Certo a rigore nessun lemma di una lingua è strettamente e facilmente traducibile e sovrapponibile e combaciante con quello di un'altra, ma già solo il fatto di prenderne reciproca conoscenza, è una ricchezza culturale, apporta un arricchimento del nostro "bagaglio" culturale, mentale e spirituale.
Le culture sono sempre evolute e vissute grazie a contatti, influenze, e scambi reciproci. Spesso le identità culturali sono venute costruendo delle maschere che ci caratterizzano ma che ci coprono, e non si riesce a riconoscere la somiglianza dei volti e delle espressioni perché celate da quella facciata. Bisogna guardarci in faccia a volto scoperto, per capire che siamo parenti, e che l'osservare e cercare di capire il nostro prossimo, è un guardarci grazie a lui nello specchio e riconoscere così in modo più reale e profondo noi stessi (cfr. a questo proposito il mio libro "Le maschere e gli specchi", F.Angeli editore, su singolarità e comunanze nell'ambito della formazione dell'identità delle persone).
Occorre viaggiare per assaporare e godere della biodiversità e della ricca varietà di culture, ma anche per constatare come in molte situazioni l'Umano si riveli essere sempre quello a tutte le latitudini e climi. Un antico adagio suonava: "tutto il mondo è paese", non è proprio del tutto così, e ovviamente tutto dipende dal nostro atteggiamento verso la comprensione degli altri paesi…, ma tuttavia anche quell'adagio per certi versi comprendeva in sé alcune verità parziali.

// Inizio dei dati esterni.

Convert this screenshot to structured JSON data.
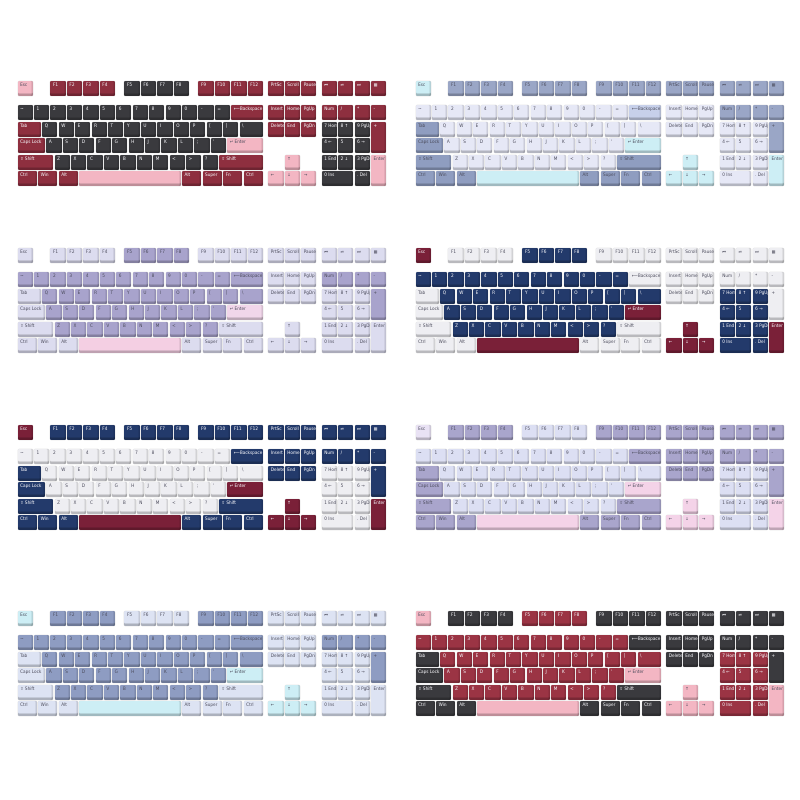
{
  "legends": [
    "Esc",
    "F1",
    "F2",
    "F3",
    "F4",
    "F5",
    "F6",
    "F7",
    "F8",
    "F9",
    "F10",
    "F11",
    "F12",
    "PrtSc",
    "Scroll",
    "Pause",
    "⏮",
    "⏯",
    "⏭",
    "▦",
    "~",
    "1",
    "2",
    "3",
    "4",
    "5",
    "6",
    "7",
    "8",
    "9",
    "0",
    "-",
    "=",
    "⟵Backspace",
    "Insert",
    "Home",
    "PgUp",
    "Num",
    "/",
    "*",
    "-",
    "Tab",
    "Q",
    "W",
    "E",
    "R",
    "T",
    "Y",
    "U",
    "I",
    "O",
    "P",
    "[",
    "]",
    "\\",
    "Delete",
    "End",
    "PgDn",
    "7 Home",
    "8 ↑",
    "9 PgUp",
    "+",
    "Caps Lock",
    "A",
    "S",
    "D",
    "F",
    "G",
    "H",
    "J",
    "K",
    "L",
    ";",
    "'",
    "↵ Enter",
    "4 ←",
    "5",
    "6 →",
    "⇧ Shift",
    "Z",
    "X",
    "C",
    "V",
    "B",
    "N",
    "M",
    "<",
    ">",
    "?",
    "⇧ Shift",
    "↑",
    "1 End",
    "2 ↓",
    "3 PgDn",
    "Enter ↵",
    "Ctrl",
    "Win",
    "Alt",
    "",
    "Alt",
    "Super",
    "Fn",
    "Ctrl",
    "←",
    "↓",
    "→",
    "0 Ins",
    ". Del"
  ],
  "keyboards": [
    {
      "name": "keyboard-black-red-pink",
      "colors": {
        "esc": "#f3b6c3",
        "fA": "#8e2f3f",
        "fB": "#3a3a3e",
        "fC": "#8e2f3f",
        "sys": "#8e2f3f",
        "media": "#8e2f3f",
        "alpha": "#3a3a3e",
        "mod": "#8e2f3f",
        "bksp": "#8e2f3f",
        "enter": "#f3b6c3",
        "space": "#f3b6c3",
        "arrow": "#f3b6c3",
        "nav": "#8e2f3f",
        "numop": "#8e2f3f",
        "numnum": "#3a3a3e",
        "numplus": "#8e2f3f",
        "numenter": "#f3b6c3"
      }
    },
    {
      "name": "keyboard-white-blue-grey",
      "colors": {
        "esc": "#cdeef5",
        "fA": "#9aa6c6",
        "fB": "#9aa6c6",
        "fC": "#9aa6c6",
        "sys": "#9aa6c6",
        "media": "#9aa6c6",
        "alpha": "#e6e8f6",
        "mod": "#8f9dc0",
        "bksp": "#c7d0ea",
        "enter": "#cdeef5",
        "space": "#cdeef5",
        "arrow": "#cdeef5",
        "nav": "#e6e8f6",
        "numop": "#9aa6c6",
        "numnum": "#e6e8f6",
        "numplus": "#9aa6c6",
        "numenter": "#cdeef5"
      }
    },
    {
      "name": "keyboard-lavender",
      "colors": {
        "esc": "#dcdcef",
        "fA": "#dcdcef",
        "fB": "#a8a3cc",
        "fC": "#dcdcef",
        "sys": "#dcdcef",
        "media": "#dcdcef",
        "alpha": "#a8a3cc",
        "mod": "#dcdcef",
        "bksp": "#a8a3cc",
        "enter": "#f1d6ea",
        "space": "#f4cfe3",
        "arrow": "#dcdcef",
        "nav": "#dcdcef",
        "numop": "#a8a3cc",
        "numnum": "#dcdcef",
        "numplus": "#a8a3cc",
        "numenter": "#dcdcef"
      }
    },
    {
      "name": "keyboard-navy-white-burgundy",
      "colors": {
        "esc": "#7a2038",
        "fA": "#eeeef2",
        "fB": "#233a6b",
        "fC": "#eeeef2",
        "sys": "#eeeef2",
        "media": "#eeeef2",
        "alpha": "#233a6b",
        "mod": "#eeeef2",
        "bksp": "#eeeef2",
        "enter": "#7a2038",
        "space": "#7a2038",
        "arrow": "#7a2038",
        "nav": "#eeeef2",
        "numop": "#eeeef2",
        "numnum": "#233a6b",
        "numplus": "#eeeef2",
        "numenter": "#7a2038"
      }
    },
    {
      "name": "keyboard-white-navy-burgundy",
      "colors": {
        "esc": "#7a2038",
        "fA": "#233a6b",
        "fB": "#233a6b",
        "fC": "#233a6b",
        "sys": "#233a6b",
        "media": "#233a6b",
        "alpha": "#eeeef2",
        "mod": "#233a6b",
        "bksp": "#233a6b",
        "enter": "#7a2038",
        "space": "#7a2038",
        "arrow": "#7a2038",
        "nav": "#233a6b",
        "numop": "#233a6b",
        "numnum": "#eeeef2",
        "numplus": "#233a6b",
        "numenter": "#7a2038"
      }
    },
    {
      "name": "keyboard-light-lavender-pink",
      "colors": {
        "esc": "#e9e2f4",
        "fA": "#a9a5cc",
        "fB": "#dcdff3",
        "fC": "#a9a5cc",
        "sys": "#a9a5cc",
        "media": "#a9a5cc",
        "alpha": "#dcdff3",
        "mod": "#a9a5cc",
        "bksp": "#a9a5cc",
        "enter": "#f4d3e8",
        "space": "#f4d3e8",
        "arrow": "#f4d3e8",
        "nav": "#a9a5cc",
        "numop": "#a9a5cc",
        "numnum": "#dcdff3",
        "numplus": "#a9a5cc",
        "numenter": "#f4d3e8"
      }
    },
    {
      "name": "keyboard-blue-grey-cyan",
      "colors": {
        "esc": "#cdeef5",
        "fA": "#8e9cc2",
        "fB": "#dde3f3",
        "fC": "#8e9cc2",
        "sys": "#dde3f3",
        "media": "#dde3f3",
        "alpha": "#8e9cc2",
        "mod": "#dde3f3",
        "bksp": "#8e9cc2",
        "enter": "#cdeef5",
        "space": "#cdeef5",
        "arrow": "#cdeef5",
        "nav": "#dde3f3",
        "numop": "#8e9cc2",
        "numnum": "#dde3f3",
        "numplus": "#8e9cc2",
        "numenter": "#dde3f3"
      }
    },
    {
      "name": "keyboard-red-black-pink",
      "colors": {
        "esc": "#f3b6c3",
        "fA": "#3a3a3e",
        "fB": "#9b3444",
        "fC": "#3a3a3e",
        "sys": "#3a3a3e",
        "media": "#3a3a3e",
        "alpha": "#9b3444",
        "mod": "#3a3a3e",
        "bksp": "#3a3a3e",
        "enter": "#f3b6c3",
        "space": "#f3b6c3",
        "arrow": "#f3b6c3",
        "nav": "#3a3a3e",
        "numop": "#3a3a3e",
        "numnum": "#9b3444",
        "numplus": "#3a3a3e",
        "numenter": "#f3b6c3"
      }
    }
  ]
}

La relazione dialettica tra simile e dissimile è complessa e non sempre facile da districare e anche da affrontare. Ma l'orizzonte deve essere visto come il lontano punto di convergenza delle linee parallele che ci accompagnano e ci stanno al fianco (come accade nel disegno prospettico).
L'obiettivo mira a quel punto focale se sappiamo essere più obbiettivi nel guardarci attorno senza preconcetti e pregiudizi.
Se c'è possibilità di intendersi ciò significa che è vero che c'è comunque una sola "razza umana" (oggi si preferisce esprimersi in termini di "specie umana" o di "genere umano") alla base delle svariate società e culture che essa ha prodotto e che la compongono.